Бывают сны, из которых можно и не проснуться.
И тогда пришлось бы разговаривать с Юлией, а этого он уж точно не вынесет. Явившись домой под утро, он поднял ее с постели и велел одеваться. Лишних вещей с собой не брать – они едут в Ургале, а значит, домой. Что за спешка? Нет никакой спешки. Просто у него слишком мало времени.
Он врал, и понимал, что Юлия чувствует это, и был сам себе противен. Но она не задала ни единого вопроса.
-- Останови, -- сказала она с заднего сиденья. – Останови машину и выпей кофе. Если ты по-прежнему хочешь, чтобы мы доехали живыми.
Дождь все еще шел. В открытую дверь машины тянуло запахами мокрой земли, вскрывшихся почек, сыростью. Мелкая дождевая морось залетала внутрь, оседала мириадами крошечных капель на лице, на хромированных деталях автомобильного щитка.
Юлия пересела на переднее сиденье, отвернула крышку термоса, налила кофе.
-- Пей. И расскажи наконец, что случилось.
Он не знал, как вообще говорить об этом. Не потому, что ипытывал мучительный стыд и отвращение к самому себе. И уж точно не потому, что боялся осуждения.
Но как объяснить словами вот это ощущение надвигающегося конца, не выразимой словами тени, которая нависла над миром и с которой он впервые в жизни не знает, как справиться.
Черта отделяет мир мертвых от мира живых. Она – граница, но пока есть граница, значит, есть и то, что находится по другую сторону от тебя. Да, смерть невозможно отменить, потому что это тоже часть жизни.

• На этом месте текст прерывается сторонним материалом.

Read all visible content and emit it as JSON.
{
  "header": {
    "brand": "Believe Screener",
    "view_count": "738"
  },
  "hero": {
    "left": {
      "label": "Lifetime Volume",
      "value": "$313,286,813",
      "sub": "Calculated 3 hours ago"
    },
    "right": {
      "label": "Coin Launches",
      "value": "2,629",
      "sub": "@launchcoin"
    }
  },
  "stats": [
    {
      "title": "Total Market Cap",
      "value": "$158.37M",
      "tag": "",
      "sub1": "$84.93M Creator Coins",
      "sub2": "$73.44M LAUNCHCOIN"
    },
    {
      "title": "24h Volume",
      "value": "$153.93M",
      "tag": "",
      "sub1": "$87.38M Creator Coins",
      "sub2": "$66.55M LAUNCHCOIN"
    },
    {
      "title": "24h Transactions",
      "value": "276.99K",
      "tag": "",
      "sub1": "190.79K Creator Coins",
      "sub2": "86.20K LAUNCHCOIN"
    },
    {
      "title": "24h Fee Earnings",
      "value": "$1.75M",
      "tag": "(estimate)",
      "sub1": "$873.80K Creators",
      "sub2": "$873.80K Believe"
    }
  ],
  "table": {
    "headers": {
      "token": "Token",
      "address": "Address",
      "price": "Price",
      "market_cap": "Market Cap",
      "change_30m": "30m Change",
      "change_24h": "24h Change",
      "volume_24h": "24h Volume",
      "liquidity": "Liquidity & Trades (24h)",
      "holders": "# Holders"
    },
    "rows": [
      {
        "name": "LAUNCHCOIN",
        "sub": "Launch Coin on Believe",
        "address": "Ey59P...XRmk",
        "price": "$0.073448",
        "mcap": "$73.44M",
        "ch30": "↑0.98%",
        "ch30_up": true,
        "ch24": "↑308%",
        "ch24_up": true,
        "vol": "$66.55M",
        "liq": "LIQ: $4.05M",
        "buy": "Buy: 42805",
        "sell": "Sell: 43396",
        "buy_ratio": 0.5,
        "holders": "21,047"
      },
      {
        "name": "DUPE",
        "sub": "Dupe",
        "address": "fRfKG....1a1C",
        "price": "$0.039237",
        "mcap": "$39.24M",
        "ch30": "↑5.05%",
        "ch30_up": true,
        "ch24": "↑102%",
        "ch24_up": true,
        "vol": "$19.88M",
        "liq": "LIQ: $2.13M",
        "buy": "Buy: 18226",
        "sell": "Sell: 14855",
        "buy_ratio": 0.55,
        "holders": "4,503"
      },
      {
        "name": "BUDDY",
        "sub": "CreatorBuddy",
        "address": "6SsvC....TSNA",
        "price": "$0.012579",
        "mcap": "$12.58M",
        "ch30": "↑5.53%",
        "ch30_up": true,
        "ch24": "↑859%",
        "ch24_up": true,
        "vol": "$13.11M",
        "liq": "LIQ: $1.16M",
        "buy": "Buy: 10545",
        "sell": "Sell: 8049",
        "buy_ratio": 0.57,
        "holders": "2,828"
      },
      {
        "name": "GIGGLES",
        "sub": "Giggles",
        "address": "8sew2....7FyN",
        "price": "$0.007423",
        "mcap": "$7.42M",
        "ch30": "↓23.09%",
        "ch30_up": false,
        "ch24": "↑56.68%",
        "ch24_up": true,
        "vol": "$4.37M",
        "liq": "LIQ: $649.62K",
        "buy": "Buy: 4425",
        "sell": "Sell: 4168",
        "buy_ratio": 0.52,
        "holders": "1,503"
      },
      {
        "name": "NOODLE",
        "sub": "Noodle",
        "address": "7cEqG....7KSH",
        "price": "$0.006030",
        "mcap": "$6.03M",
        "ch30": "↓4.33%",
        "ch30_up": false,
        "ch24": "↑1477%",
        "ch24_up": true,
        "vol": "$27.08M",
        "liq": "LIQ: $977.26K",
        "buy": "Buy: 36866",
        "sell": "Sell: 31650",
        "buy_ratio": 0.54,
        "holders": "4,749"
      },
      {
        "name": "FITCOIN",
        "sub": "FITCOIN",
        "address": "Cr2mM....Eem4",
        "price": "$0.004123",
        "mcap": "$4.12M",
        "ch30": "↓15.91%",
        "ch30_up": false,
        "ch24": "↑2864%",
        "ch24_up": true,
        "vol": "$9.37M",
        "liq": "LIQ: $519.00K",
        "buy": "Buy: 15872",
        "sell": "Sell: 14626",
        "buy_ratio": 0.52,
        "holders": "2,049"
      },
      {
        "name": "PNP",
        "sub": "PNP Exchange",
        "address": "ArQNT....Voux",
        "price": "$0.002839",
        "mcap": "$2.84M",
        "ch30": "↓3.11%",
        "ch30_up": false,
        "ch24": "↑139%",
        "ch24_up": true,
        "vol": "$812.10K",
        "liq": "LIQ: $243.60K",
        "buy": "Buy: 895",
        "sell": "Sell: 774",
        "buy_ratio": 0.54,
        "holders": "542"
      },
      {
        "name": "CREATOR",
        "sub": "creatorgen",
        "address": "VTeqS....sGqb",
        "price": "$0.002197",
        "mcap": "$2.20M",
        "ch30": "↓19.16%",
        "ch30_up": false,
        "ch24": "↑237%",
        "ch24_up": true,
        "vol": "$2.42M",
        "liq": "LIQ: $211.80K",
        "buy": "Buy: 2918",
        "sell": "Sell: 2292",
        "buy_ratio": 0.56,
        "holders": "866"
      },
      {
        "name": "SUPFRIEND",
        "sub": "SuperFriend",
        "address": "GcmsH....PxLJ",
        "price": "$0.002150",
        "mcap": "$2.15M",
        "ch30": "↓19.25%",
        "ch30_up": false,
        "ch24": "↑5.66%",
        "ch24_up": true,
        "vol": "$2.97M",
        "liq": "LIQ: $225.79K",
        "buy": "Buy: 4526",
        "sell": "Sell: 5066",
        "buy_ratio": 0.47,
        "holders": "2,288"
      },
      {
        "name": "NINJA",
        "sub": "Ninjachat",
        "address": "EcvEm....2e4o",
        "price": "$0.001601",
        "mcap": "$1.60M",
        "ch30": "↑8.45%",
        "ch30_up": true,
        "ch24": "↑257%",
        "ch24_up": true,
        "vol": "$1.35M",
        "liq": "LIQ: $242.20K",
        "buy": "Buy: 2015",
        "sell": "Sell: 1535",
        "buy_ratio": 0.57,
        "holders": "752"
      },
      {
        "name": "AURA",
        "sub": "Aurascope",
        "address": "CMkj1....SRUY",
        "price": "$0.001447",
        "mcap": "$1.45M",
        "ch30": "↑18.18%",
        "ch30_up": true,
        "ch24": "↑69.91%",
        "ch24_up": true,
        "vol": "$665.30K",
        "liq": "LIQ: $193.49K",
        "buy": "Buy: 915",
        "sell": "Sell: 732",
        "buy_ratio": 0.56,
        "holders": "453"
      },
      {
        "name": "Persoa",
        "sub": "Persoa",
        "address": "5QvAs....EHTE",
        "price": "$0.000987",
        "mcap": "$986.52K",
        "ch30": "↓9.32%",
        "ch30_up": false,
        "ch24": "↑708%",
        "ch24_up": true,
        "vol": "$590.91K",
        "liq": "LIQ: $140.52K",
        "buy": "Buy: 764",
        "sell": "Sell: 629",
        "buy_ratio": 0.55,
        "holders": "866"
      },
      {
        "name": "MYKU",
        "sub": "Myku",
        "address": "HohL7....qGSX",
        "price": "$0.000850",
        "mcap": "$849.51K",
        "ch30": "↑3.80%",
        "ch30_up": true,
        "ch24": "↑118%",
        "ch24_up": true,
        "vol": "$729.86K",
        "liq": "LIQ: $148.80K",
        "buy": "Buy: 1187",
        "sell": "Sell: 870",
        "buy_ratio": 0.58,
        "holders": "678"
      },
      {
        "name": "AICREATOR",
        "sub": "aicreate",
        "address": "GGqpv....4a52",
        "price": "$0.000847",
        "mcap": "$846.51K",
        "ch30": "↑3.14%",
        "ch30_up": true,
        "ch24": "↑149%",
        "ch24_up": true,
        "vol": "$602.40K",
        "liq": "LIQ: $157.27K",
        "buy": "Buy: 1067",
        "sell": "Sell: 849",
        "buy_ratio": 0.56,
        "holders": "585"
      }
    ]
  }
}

Но до Романа Ракуты жизнь и смерть прекрасно существовали, если можно так выразиться, отдельно друг от друга. До тех самых пор, покуда ему, принявшему страшную участь в виде ямы с негашеной известью, не понадобилось дотянуться и из посмертия, чтобы защитить тех, кто был ему дорог.
Вряд ли он думал тогда о том, что может скрываться там, в сером ничто без времени и пространства, по ту сторону жизни. Едва ли он мог предположить, что наступит день, и оно окрепнет и придет по старым следам за живыми. Просто чтобы взять свою дань.
Поэтому, как бы Март не противился, никакого другого выхода не существует. Черта должна прекратить свое существование. Вместе с Райгардом, единственная функция которого сейчас – это сохранение вот такого порядка мироустройства.
И который, как это ни прискорбно, очень многим оказывается выгоден. Хотя бы потому, что они давно перешагнули эту самую Черту и остались людьми. Никому не хочется уходить в сумрак.
-- Бедный мой, бедный… -- Юлия осторожно погладила его по щеке. – Ты понимаешь, что жить тебе осталось чуть?
-- Понимаю.
-- Ты за этим отправил меня в Ургале? Ты надеялся, что там будет хотя бы немного… безопаснее?
-- Да. И там дети. Посмотреть на них еще раз…
Юлия отставила в сторону термос и потянулась к нему.
Закрывая глаза перед тем, как поцеловать ее, Анджей увидел – черную громадину другой машины, несущейся прямо на них. И понял, что уже ничего не успеет.